On top of all this came the highly pathogenic HPAI H5N1, a new strain of the avian influenza virus that was first detected in the UK in 2021 and has resulted in the deaths of tens of thousands of seabirds and affected almost every seabird species.
HPAI H5N1 was first identified in domestic waterfowl in southern China in 1996 and rapidly spread into their wild relatives. Migratory species carried the virus around the world, and still do. Thankfully, human deaths remain extremely rare. The jump into seabirds was unexpected as, until then, it was found mostly in wild waterfowl and domestic poultry.
Seabirds such as terns, gulls, auks and northern gannets were hit hard but the impact on great skuas was most striking. Their numbers are down by over 70% from the last census, which was taken between 2015 and 2021.
A great skua at nest on Handa Island off the west coast of Scotland. Louise Greenhorn
Seabird lifestyles predispose them to infectious disease and make it hard for them to recover. Seabirds typically produce just a few young (often only one) in a single brood each year. At least these birds are long-lived and can continue to breed throughout their lives. But living in dense, crowded colonies at a few sites that they can fly between means diseases can easily spread and take hold.
Looking up
The story is not all doom and gloom – much is happening to aid their recovery.
The UK and Scottish government decided to close sandeel fisheries in the English North Sea and all Scottish waters from 2024. Many seabirds, including kittiwakes and puffins, depend on sandeels to feed their chicks, and so the moratorium is a positive move that should be sustained.

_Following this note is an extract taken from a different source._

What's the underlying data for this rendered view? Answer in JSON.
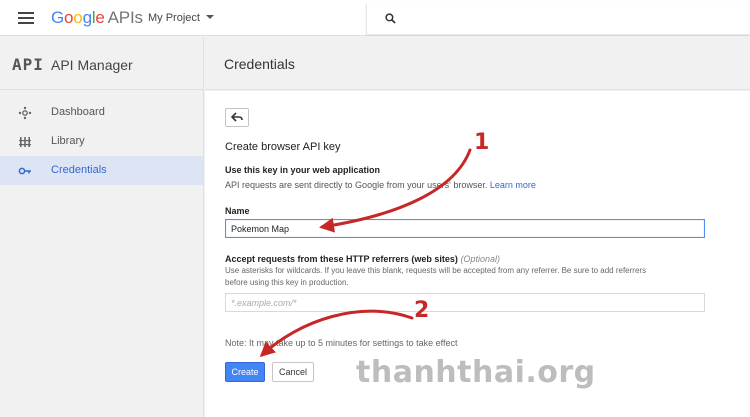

Far-sighted projects to remove invasive predators, especially rats, from seabird islands across the UK are also showing great results. The removal of brown and black rats from Lundy Island, Devon, led to the immediate return of breeding Manx shearwaters and puffins after an absence of many years.
Atlantic puffins remain on the red list, but will benefit from a sandeel fishing ban. Katie Nethercoat
Marine protected areas such as Lyme Bay on the south coast of England are proof that sustainable fishing and conservation can go hand in hand (even if these sites are typically tiny). Trawlers were excluded from Lyme Bay in 2008 and the area has been managed by the local fishing industry and conservationists. A decade on from the ban, bottom-living seafans, rare corals, shellfish and fishes have all bounced back wonderfully.

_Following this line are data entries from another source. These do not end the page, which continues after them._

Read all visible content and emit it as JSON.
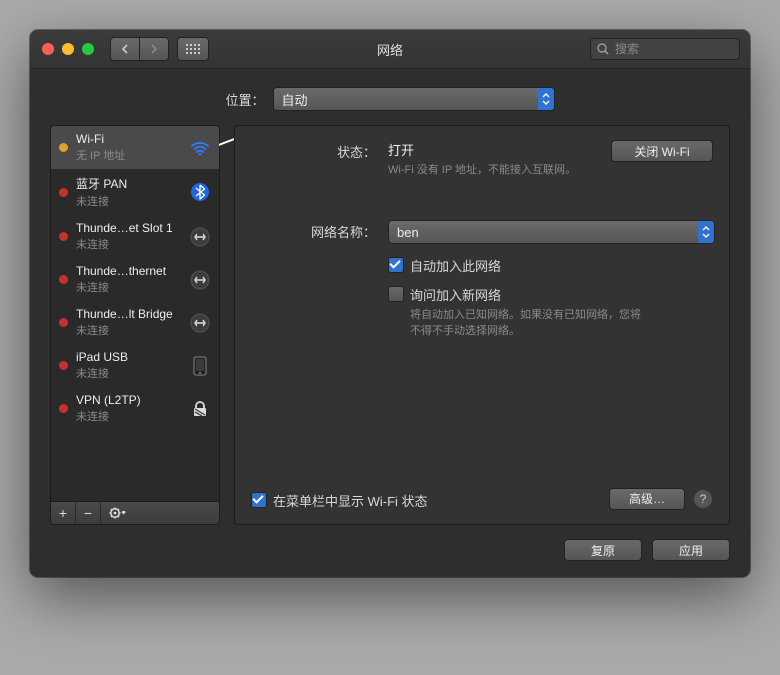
{
  "window": {
    "title": "网络",
    "search_placeholder": "搜索"
  },
  "location": {
    "label": "位置：",
    "value": "自动"
  },
  "sidebar": {
    "items": [
      {
        "name": "Wi-Fi",
        "status": "无 IP 地址",
        "icon": "wifi",
        "dot": "yellow",
        "selected": true
      },
      {
        "name": "蓝牙 PAN",
        "status": "未连接",
        "icon": "bluetooth",
        "dot": "red",
        "selected": false
      },
      {
        "name": "Thunde…et Slot 1",
        "status": "未连接",
        "icon": "tbolt",
        "dot": "red",
        "selected": false
      },
      {
        "name": "Thunde…thernet",
        "status": "未连接",
        "icon": "tbolt",
        "dot": "red",
        "selected": false
      },
      {
        "name": "Thunde…lt Bridge",
        "status": "未连接",
        "icon": "tbolt",
        "dot": "red",
        "selected": false
      },
      {
        "name": "iPad USB",
        "status": "未连接",
        "icon": "ipad",
        "dot": "red",
        "selected": false
      },
      {
        "name": "VPN (L2TP)",
        "status": "未连接",
        "icon": "lock",
        "dot": "red",
        "selected": false
      }
    ]
  },
  "detail": {
    "status_label": "状态：",
    "status_value": "打开",
    "status_sub": "Wi-Fi 没有 IP 地址，不能接入互联网。",
    "toggle_wifi_btn": "关闭 Wi-Fi",
    "network_name_label": "网络名称：",
    "network_name_value": "ben",
    "auto_join_label": "自动加入此网络",
    "auto_join_checked": true,
    "ask_join_label": "询问加入新网络",
    "ask_join_checked": false,
    "ask_join_sub": "将自动加入已知网络。如果没有已知网络，您将不得不手动选择网络。",
    "menubar_label": "在菜单栏中显示 Wi-Fi 状态",
    "menubar_checked": true,
    "advanced_btn": "高级…"
  },
  "footer": {
    "revert_btn": "复原",
    "apply_btn": "应用"
  }
}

More is needed to reverse the fortunes of seabirds. Well-resourced national seabird conservation strategies should protect colonies from invasive predators, extend and improve the country’s patchwork of marine protected areas, encourage more nature-friendly marine development (including for renewables) and better manage fisheries to ensure there is enough for seabirds to eat and less accidental bycatch in fishing gear, which kills thousands of seabirds in UK waters each year.
Our seabirds are special in many ways. I’d recommend a visit to a seabird colony, to drink in the spectacle and reflect on the lives of these birds and our responsibilities to them.